No período de onze anos, Zanatta, que é formada em Jornalismo, saltou do quinto para o terceiro lugar na contagem geral, acumulando 33 processos, dos quais 21 a partir de 2024. Do total, um processo tramita na Justiça Cível comum, sete são criminais e 13 fazem uso dos JECs, em que a deputada processa jornalistas e, mesmo que perca as decisões, não precisa pagar custas.

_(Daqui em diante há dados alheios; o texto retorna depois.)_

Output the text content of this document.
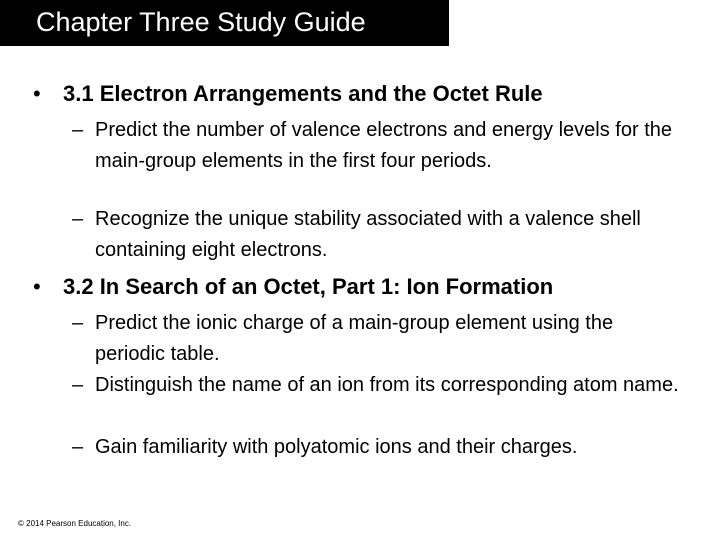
Chapter Three Study Guide
• 3.1 Electron Arrangements and the Octet Rule
– Predict the number of valence electrons and energy levels for the main-group elements in the first four periods.
– Recognize the unique stability associated with a valence shell containing eight electrons.
• 3.2 In Search of an Octet, Part 1: Ion Formation
– Predict the ionic charge of a main-group element using the periodic table.
– Distinguish the name of an ion from its corresponding atom name.
– Gain familiarity with polyatomic ions and their charges.
© 2014 Pearson Education, Inc.
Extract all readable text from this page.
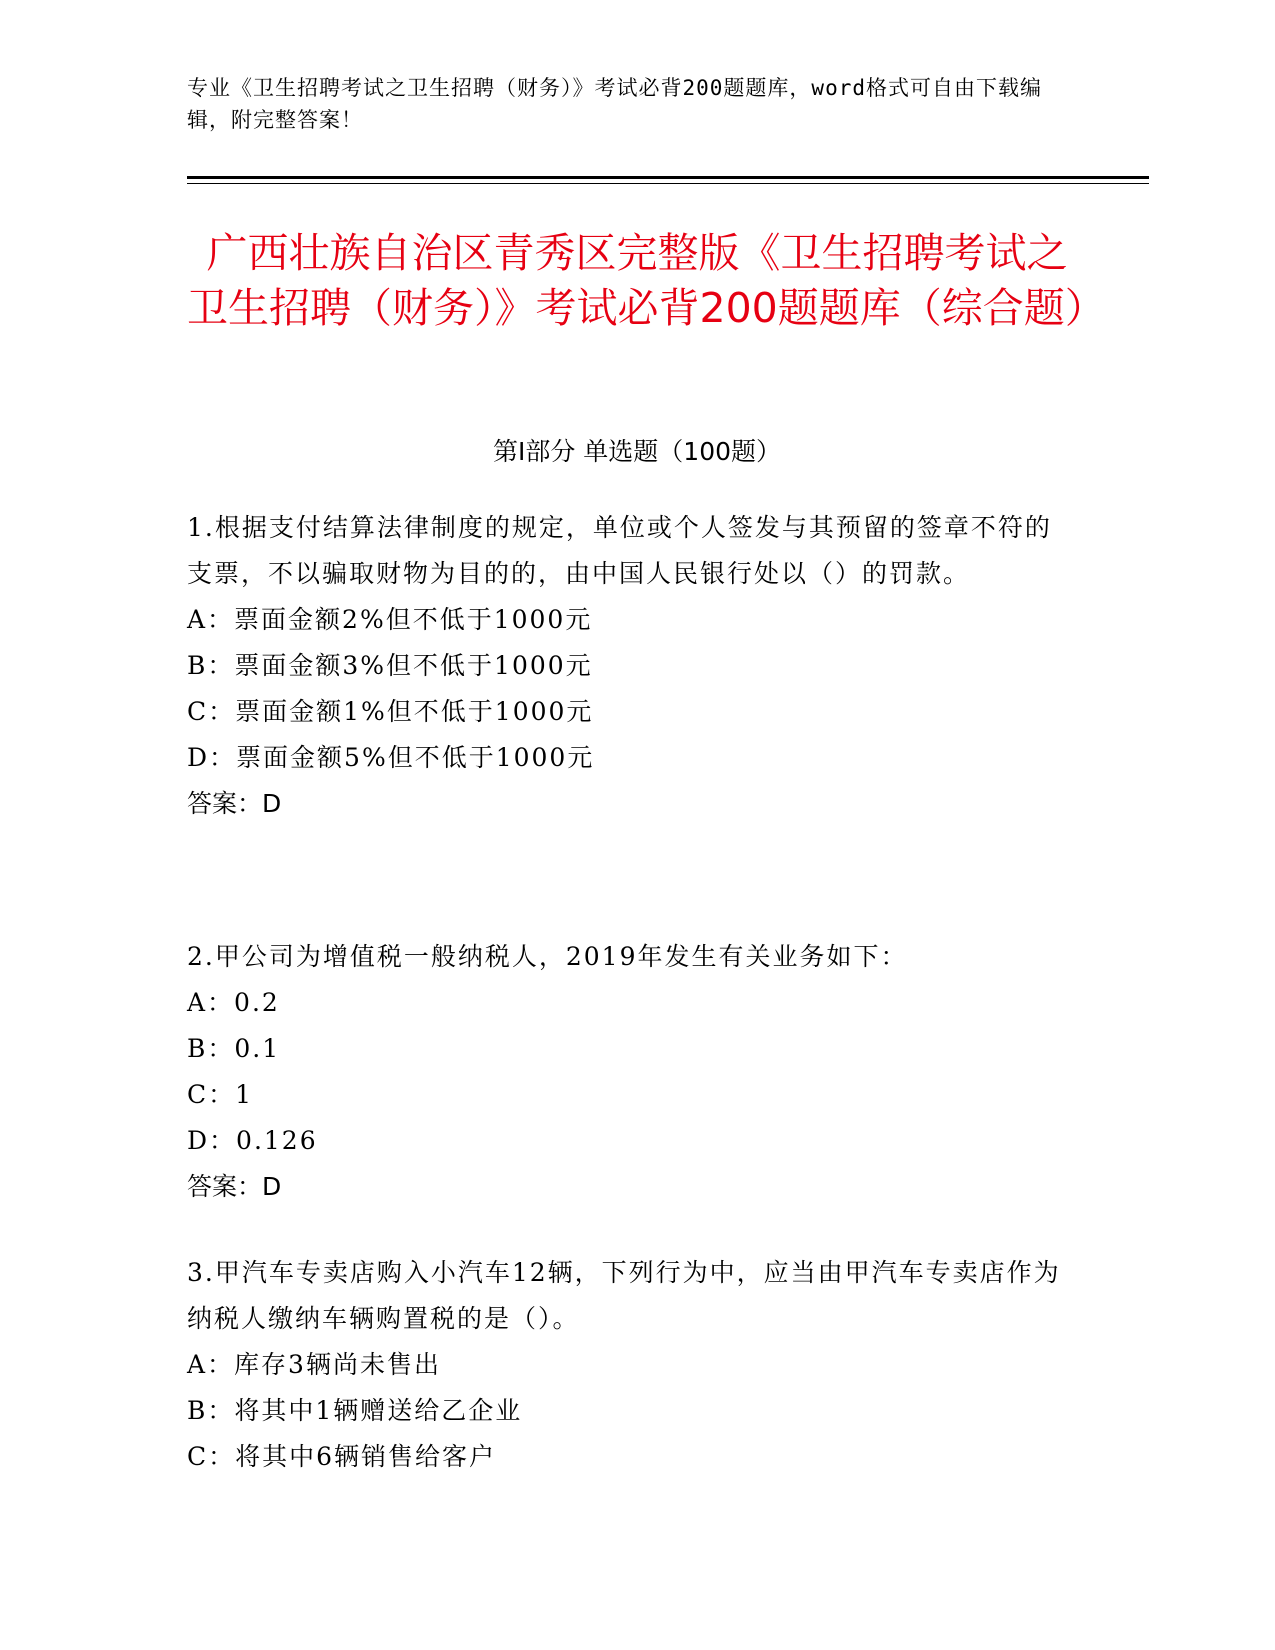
专业《卫生招聘考试之卫生招聘（财务）》考试必背200题题库，word格式可自由下载编辑，附完整答案！
广西壮族自治区青秀区完整版《卫生招聘考试之卫生招聘（财务）》考试必背200题题库（综合题）
第I部分 单选题（100题）

1.根据支付结算法律制度的规定，单位或个人签发与其预留的签章不符的支票，不以骗取财物为目的的，由中国人民银行处以（）的罚款。

A：票面金额2%但不低于1000元

B：票面金额3%但不低于1000元

C：票面金额1%但不低于1000元

D：票面金额5%但不低于1000元

答案：D

2.甲公司为增值税一般纳税人，2019年发生有关业务如下：

A：0.2

B：0.1

C：1

D：0.126

答案：D

3.甲汽车专卖店购入小汽车12辆，下列行为中，应当由甲汽车专卖店作为纳税人缴纳车辆购置税的是（）。

A：库存3辆尚未售出

B：将其中1辆赠送给乙企业

C：将其中6辆销售给客户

Além de trazer o ranking de quem mais processa jornalistas, o monitor mostra como a Justiça tem sido usada como ferramenta de intimidação. No assédio judicial, a decisão final do magistrado pouco importa para o assediador. O objetivo central é a própria tramitação do processo com vistas a intimidar o profissional ou veículo processado e espalhar o temor de ações judiciais entre toda a imprensa.
Nem todo processo contra a imprensa é entendido pela Abraji como assédio judicial. A prática se caracteriza por meio de ações repetidas contra um mesmo alvo, ou pela estratégia processual de litigante contumaz, uso do sistema criminal e pedidos de indenização excessiva, entre outros tipos.

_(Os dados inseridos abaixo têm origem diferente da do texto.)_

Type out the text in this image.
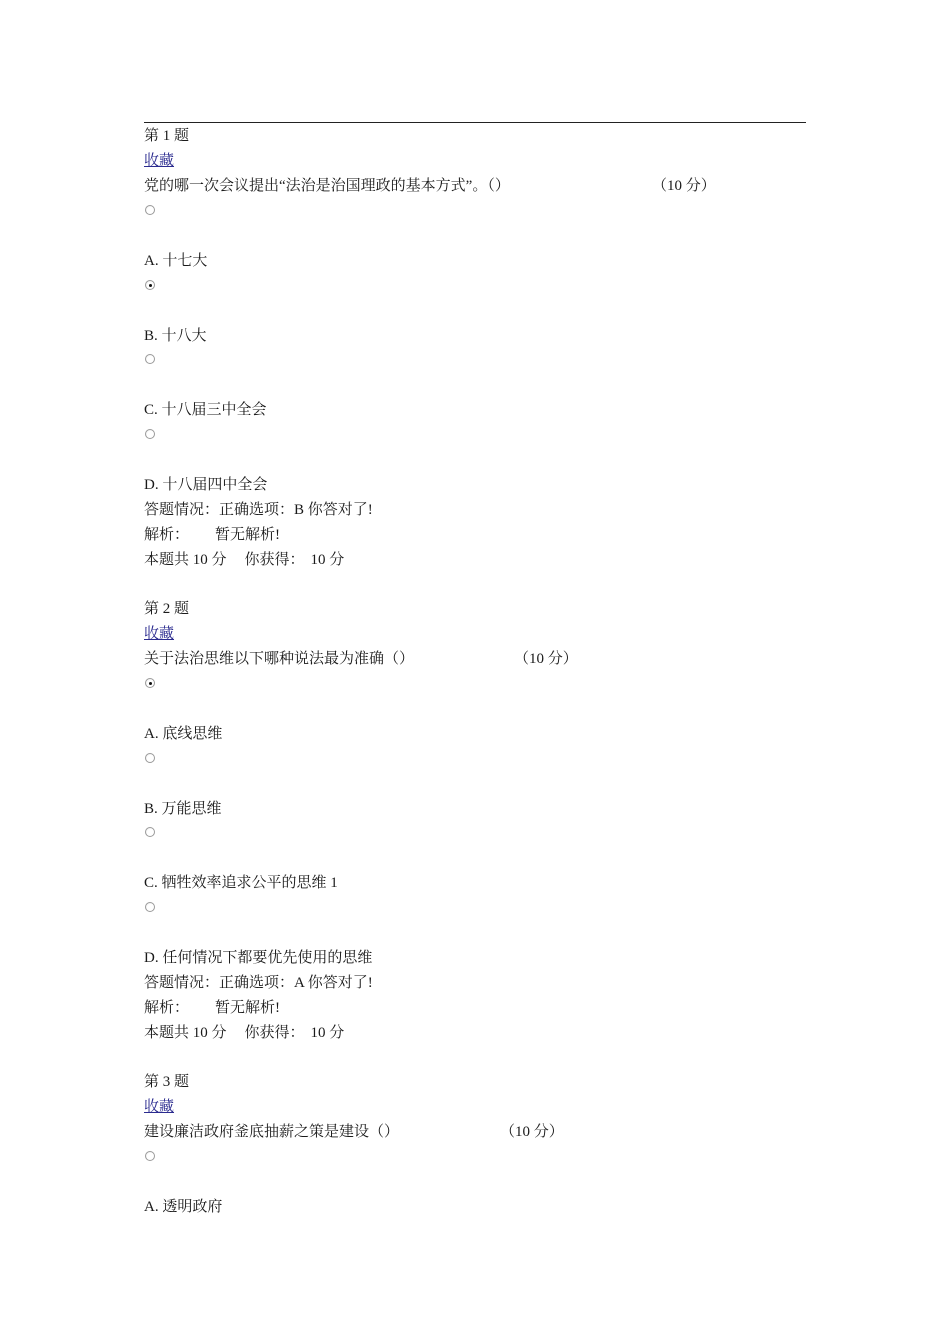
第 1 题
收藏
党的哪一次会议提出“法治是治国理政的基本方式”。（）	（10 分）
A. 十七大
B. 十八大
C. 十八届三中全会
D. 十八届四中全会
答题情况：正确选项：B 你答对了!
解析： 暂无解析!
本题共 10 分 你获得： 10 分
第 2 题
收藏
关于法治思维以下哪种说法最为准确（）	（10 分）
A. 底线思维
B. 万能思维
C. 牺牲效率追求公平的思维 1
D. 任何情况下都要优先使用的思维
答题情况：正确选项：A 你答对了!
解析： 暂无解析!
本题共 10 分 你获得： 10 分
第 3 题
收藏
建设廉洁政府釜底抽薪之策是建设（）	（10 分）
A. 透明政府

Coordenadora jurídica da Abraji e responsável pelo relatório, Letícia Kleim afirmou que, para além do ranking e da quantificação dos processos, o estudo mostra como decisões recentes do STF de duas Ações Diretas de Inconstitucionalidade (ADIs) têm sido interpretadas nas decisões dos magistrados em primeira e segunda instâncias. Uma das decisões trata exatamente do conceito de assédio contra a imprensa.
“A aplicação das decisões ainda é bem tímida. Nos casos em que teve a aplicação, na maioria deles, a interpretação do precedente do STF foi no sentido de proteger a liberdade de expressão, mas em 38% dos casos os juízes não entenderam dessa forma”, disse Letícia.